Does $E(X|X\in A)=\frac{E(X\mathbf{1}(X\in A))}{Pr(X\in A)}$ hold? Does $E(X|X\in A)=\frac{E(X\mathbf{1}(X\in A))}{Pr(X\in A)}$ hold? (Here $\mathbf{1}(\cdot)$ is the indicator function). To me it seems that it holds. Here is the proof:
$E(X|X\in A)=\int_{-\infty}^{\infty}xf(x|x\in A)dx=\int_{-\infty}^{\infty}x\frac{f(x,x\in A)}{Pr(X\in A)}dx=\int_{-\infty}^{\infty}x\frac{f(x)\mathbf{1}(x\in A)}{Pr(X\in A)}dx=\frac{E(X\mathbf{1}(X\in A))}{Pr(X\in A)}$ .
Does this proof look correct?
 A: For a proof without using integrals but using the Law of Iterated Expectations :
Let $\mathbf{1}_{A}$ denote $\mathbf{1}_{X \in A}$. Then
$$E[X \mathbf{1}_{A}]=E[E(X \mathbf{1}_{A} | \mathbf{1}_{A} )]=E[\mathbf{1}_{A}E(X|\mathbf{1}_{A})]=Pr(\mathbf{1}_{A}=1)E[X|X \in A]+Pr(\mathbf{1}_{A}=0)(0\times E[X | X \notin A])=Pr(\mathbf{1}_{A}=1)E[X|X \in A]$$
The result follows (divide both sides by $Pr(\mathbf{1}_{A}=1)$)

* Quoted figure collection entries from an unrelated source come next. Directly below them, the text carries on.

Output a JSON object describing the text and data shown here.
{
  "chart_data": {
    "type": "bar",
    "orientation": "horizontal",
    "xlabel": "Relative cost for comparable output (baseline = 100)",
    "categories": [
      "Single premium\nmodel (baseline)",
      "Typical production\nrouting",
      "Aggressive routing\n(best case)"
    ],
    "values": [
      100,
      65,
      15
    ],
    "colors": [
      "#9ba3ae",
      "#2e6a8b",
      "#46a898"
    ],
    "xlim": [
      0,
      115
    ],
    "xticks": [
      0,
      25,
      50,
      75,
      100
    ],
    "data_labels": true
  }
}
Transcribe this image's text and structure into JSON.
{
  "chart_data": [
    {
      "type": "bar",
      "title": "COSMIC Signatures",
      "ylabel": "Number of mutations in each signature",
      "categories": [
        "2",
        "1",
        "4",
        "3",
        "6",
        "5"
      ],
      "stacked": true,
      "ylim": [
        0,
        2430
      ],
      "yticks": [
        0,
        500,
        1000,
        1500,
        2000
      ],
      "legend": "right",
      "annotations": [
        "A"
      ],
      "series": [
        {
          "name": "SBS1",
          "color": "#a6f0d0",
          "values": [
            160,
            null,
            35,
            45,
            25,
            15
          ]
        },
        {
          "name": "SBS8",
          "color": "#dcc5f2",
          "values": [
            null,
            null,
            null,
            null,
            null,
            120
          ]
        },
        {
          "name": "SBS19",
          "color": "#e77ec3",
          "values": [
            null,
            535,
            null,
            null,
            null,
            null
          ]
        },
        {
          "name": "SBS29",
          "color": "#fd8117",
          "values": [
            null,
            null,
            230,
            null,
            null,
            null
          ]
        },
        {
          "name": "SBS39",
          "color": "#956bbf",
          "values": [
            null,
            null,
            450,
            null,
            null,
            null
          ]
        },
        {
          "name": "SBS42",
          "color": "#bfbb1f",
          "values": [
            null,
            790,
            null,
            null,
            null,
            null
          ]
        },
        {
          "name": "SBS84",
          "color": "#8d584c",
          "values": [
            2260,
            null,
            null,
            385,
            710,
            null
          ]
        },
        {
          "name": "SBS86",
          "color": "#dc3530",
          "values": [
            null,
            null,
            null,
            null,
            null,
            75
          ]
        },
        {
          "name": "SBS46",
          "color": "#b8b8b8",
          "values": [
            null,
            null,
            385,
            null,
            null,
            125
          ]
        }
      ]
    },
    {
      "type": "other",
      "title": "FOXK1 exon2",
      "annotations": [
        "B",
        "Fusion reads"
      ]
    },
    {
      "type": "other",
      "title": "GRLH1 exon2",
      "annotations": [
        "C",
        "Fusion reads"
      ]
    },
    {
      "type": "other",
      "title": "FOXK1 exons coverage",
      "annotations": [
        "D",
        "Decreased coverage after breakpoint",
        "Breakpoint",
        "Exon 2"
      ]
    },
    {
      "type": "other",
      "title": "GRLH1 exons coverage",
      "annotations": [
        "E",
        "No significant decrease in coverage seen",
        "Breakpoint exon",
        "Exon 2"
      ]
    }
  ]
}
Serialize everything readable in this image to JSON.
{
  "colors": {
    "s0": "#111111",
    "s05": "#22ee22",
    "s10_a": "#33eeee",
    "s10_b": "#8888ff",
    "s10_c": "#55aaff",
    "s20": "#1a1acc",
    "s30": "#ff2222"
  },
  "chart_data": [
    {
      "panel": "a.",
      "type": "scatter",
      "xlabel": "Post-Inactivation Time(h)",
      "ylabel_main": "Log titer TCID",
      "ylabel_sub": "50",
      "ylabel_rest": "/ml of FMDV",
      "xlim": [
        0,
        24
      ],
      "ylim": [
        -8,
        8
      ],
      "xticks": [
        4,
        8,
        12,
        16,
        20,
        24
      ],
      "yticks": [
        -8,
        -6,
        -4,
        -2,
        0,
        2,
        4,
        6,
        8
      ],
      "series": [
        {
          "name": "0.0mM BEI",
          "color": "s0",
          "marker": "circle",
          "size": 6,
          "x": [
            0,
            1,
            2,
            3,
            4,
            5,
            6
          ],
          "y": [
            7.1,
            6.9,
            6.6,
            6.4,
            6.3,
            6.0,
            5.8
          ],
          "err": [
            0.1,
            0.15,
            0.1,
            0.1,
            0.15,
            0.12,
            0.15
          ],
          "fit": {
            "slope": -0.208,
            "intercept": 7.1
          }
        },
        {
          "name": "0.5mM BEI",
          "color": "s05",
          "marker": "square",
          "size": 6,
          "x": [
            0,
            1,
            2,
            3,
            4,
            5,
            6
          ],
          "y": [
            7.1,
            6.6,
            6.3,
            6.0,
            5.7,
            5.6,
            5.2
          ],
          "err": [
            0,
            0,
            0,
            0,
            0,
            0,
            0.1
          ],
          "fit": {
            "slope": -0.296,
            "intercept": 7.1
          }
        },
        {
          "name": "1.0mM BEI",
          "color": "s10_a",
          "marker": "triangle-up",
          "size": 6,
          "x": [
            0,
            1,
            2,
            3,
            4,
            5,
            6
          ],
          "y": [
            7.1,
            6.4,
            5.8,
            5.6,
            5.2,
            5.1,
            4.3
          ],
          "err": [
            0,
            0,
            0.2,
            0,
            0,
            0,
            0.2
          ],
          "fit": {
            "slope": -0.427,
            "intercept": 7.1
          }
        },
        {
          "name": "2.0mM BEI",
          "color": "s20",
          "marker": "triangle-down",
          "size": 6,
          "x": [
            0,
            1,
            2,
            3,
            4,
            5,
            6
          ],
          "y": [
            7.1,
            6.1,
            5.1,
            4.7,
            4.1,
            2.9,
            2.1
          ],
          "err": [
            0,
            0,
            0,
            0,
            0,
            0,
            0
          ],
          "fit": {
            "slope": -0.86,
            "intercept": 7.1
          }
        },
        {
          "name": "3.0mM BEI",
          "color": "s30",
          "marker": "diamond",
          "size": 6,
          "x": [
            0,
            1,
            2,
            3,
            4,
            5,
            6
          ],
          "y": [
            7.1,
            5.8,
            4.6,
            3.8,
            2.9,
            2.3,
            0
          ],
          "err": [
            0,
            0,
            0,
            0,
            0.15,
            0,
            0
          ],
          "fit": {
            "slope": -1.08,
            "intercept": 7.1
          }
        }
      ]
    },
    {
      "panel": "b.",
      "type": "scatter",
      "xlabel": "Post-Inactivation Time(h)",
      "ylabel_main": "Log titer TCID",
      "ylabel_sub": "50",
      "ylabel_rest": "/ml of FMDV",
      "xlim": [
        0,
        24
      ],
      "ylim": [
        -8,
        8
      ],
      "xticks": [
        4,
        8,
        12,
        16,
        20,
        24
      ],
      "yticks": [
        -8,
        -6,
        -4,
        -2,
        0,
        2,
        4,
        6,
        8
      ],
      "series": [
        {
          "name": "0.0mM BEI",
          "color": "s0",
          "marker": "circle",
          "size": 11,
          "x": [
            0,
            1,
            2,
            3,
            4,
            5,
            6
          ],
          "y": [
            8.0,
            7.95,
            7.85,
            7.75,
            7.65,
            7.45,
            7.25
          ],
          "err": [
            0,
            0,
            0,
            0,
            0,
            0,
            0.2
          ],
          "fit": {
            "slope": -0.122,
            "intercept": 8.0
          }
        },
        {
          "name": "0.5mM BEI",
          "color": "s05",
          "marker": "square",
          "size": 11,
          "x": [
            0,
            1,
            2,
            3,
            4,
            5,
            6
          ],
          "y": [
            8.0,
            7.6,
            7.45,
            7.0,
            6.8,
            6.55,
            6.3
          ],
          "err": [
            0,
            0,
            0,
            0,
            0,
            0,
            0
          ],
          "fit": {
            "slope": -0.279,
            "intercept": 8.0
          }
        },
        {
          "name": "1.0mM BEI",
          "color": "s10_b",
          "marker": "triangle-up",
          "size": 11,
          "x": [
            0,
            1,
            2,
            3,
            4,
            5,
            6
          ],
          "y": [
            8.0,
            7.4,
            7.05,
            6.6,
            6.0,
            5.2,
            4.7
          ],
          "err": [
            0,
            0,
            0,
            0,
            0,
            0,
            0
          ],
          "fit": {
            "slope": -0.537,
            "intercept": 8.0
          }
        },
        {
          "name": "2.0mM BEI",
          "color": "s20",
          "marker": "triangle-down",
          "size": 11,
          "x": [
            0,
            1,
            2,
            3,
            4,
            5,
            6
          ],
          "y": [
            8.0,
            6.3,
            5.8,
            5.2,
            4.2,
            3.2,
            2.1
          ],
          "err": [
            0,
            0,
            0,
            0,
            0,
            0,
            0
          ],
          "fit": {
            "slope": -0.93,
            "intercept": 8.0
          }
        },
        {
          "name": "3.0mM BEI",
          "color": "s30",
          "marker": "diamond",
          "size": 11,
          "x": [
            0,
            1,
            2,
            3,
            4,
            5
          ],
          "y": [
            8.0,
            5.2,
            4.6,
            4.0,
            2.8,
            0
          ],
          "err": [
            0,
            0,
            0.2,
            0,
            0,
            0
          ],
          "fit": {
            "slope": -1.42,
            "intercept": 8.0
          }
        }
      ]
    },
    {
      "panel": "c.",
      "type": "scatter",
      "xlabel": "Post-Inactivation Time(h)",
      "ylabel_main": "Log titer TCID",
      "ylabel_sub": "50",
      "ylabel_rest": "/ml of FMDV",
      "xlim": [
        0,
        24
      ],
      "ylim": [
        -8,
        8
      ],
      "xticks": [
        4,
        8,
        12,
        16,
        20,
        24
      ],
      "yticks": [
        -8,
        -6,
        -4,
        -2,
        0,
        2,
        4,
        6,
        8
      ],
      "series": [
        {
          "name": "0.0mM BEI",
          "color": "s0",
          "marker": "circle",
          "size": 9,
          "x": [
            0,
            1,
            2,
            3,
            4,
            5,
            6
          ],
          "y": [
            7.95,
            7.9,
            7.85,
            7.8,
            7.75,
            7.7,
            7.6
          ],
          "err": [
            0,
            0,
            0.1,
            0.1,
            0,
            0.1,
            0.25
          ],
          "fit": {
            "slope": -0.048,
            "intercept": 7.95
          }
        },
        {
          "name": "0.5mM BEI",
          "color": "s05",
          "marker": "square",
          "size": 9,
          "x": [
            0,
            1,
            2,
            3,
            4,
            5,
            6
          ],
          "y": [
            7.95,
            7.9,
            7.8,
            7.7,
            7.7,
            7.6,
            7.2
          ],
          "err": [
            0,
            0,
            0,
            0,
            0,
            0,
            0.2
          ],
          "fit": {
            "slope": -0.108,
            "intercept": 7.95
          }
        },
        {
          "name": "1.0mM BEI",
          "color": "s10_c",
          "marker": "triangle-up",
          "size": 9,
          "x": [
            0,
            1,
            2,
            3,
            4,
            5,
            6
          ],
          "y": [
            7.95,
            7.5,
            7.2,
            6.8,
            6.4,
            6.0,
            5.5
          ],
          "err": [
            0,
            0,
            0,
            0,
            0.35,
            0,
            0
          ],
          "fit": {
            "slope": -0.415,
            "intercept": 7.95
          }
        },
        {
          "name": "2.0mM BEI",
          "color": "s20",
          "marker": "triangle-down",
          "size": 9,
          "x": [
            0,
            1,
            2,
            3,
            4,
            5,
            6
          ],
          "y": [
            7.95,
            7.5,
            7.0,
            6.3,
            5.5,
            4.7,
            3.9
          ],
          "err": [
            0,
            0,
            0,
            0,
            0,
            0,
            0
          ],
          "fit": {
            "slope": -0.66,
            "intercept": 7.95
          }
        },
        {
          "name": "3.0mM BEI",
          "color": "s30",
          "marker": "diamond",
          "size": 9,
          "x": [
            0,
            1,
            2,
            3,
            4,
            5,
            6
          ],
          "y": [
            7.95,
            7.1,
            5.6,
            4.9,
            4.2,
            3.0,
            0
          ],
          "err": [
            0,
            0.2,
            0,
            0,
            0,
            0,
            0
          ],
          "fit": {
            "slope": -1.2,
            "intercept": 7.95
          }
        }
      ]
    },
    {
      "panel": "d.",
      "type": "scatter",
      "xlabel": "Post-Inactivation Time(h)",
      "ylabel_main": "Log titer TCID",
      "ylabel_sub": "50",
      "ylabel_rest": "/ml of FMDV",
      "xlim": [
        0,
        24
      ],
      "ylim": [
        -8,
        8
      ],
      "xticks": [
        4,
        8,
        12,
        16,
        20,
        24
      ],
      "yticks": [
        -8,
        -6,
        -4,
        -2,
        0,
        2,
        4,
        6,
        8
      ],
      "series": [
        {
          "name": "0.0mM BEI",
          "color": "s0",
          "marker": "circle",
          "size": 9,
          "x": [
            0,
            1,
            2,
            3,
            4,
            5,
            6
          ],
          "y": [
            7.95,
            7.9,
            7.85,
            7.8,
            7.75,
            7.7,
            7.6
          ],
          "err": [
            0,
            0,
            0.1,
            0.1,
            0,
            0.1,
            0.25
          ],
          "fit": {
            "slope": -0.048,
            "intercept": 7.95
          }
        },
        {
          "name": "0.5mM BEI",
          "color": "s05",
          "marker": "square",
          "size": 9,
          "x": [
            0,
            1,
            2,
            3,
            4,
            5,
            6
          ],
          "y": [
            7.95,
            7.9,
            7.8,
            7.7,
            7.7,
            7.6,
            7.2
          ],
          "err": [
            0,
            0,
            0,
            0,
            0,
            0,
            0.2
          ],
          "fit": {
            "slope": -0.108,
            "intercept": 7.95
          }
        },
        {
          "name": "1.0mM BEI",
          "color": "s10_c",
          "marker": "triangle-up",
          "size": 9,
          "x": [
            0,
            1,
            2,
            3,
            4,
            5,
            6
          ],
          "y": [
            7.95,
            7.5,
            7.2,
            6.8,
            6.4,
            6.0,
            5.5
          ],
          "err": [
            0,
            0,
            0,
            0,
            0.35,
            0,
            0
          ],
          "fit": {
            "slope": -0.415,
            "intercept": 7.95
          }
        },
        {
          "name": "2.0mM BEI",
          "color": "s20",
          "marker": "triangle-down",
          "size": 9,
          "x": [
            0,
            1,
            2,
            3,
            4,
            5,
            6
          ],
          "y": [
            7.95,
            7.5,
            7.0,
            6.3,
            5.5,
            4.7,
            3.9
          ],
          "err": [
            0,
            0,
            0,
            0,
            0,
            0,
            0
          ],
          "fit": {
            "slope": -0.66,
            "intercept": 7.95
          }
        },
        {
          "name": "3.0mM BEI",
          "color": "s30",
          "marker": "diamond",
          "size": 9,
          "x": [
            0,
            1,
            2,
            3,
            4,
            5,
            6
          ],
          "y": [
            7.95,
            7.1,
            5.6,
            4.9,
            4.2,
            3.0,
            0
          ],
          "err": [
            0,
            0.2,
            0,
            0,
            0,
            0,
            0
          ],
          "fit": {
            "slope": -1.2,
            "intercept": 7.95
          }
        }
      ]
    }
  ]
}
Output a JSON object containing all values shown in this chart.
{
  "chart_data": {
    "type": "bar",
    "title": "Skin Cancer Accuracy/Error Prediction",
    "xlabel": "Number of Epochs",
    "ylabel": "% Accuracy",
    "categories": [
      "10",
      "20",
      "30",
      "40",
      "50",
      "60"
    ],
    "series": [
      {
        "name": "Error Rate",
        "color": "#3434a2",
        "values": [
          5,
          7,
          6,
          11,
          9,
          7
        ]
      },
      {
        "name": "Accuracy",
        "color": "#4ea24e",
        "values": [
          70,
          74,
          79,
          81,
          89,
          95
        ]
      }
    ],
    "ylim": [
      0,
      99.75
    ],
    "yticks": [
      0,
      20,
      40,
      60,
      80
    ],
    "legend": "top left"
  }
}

A: Yes it does hold and your proof looks correct. You are simply using the definition of conditional probability, $f(x|x\in A)=\frac{f(x,x\in A)}{Pr(X\in A)}$.
A: For an intuition,
$$
E[X|X\in A] = \frac{ E[X \mathbf{1}_{X \in A}] }{P(X \in A)}
$$
you want the expected value of $X$'s, but only such that belong to set $A$. For that, you multiply the $X \in A$ values by $1$ and all the other values by $0$, and calculate the expected value of it, i.e. the $E[X \mathbf{1}_{X \in A}]$ part. The problem with this expected value is that it is influenced by the excess zeroes produced by the procedure described above. The fraction of excess zeros is exactly equal to $P(X \in A) = E[\mathbf{1}_{X \in A}]$, so we can correct the result for the excess zeros in the calculation by dividing it by the probability.
As noticed by @all feedback welcome (+1), it directly follows from applying the definition, and @user18214 (+1) also gives a more formal explanation.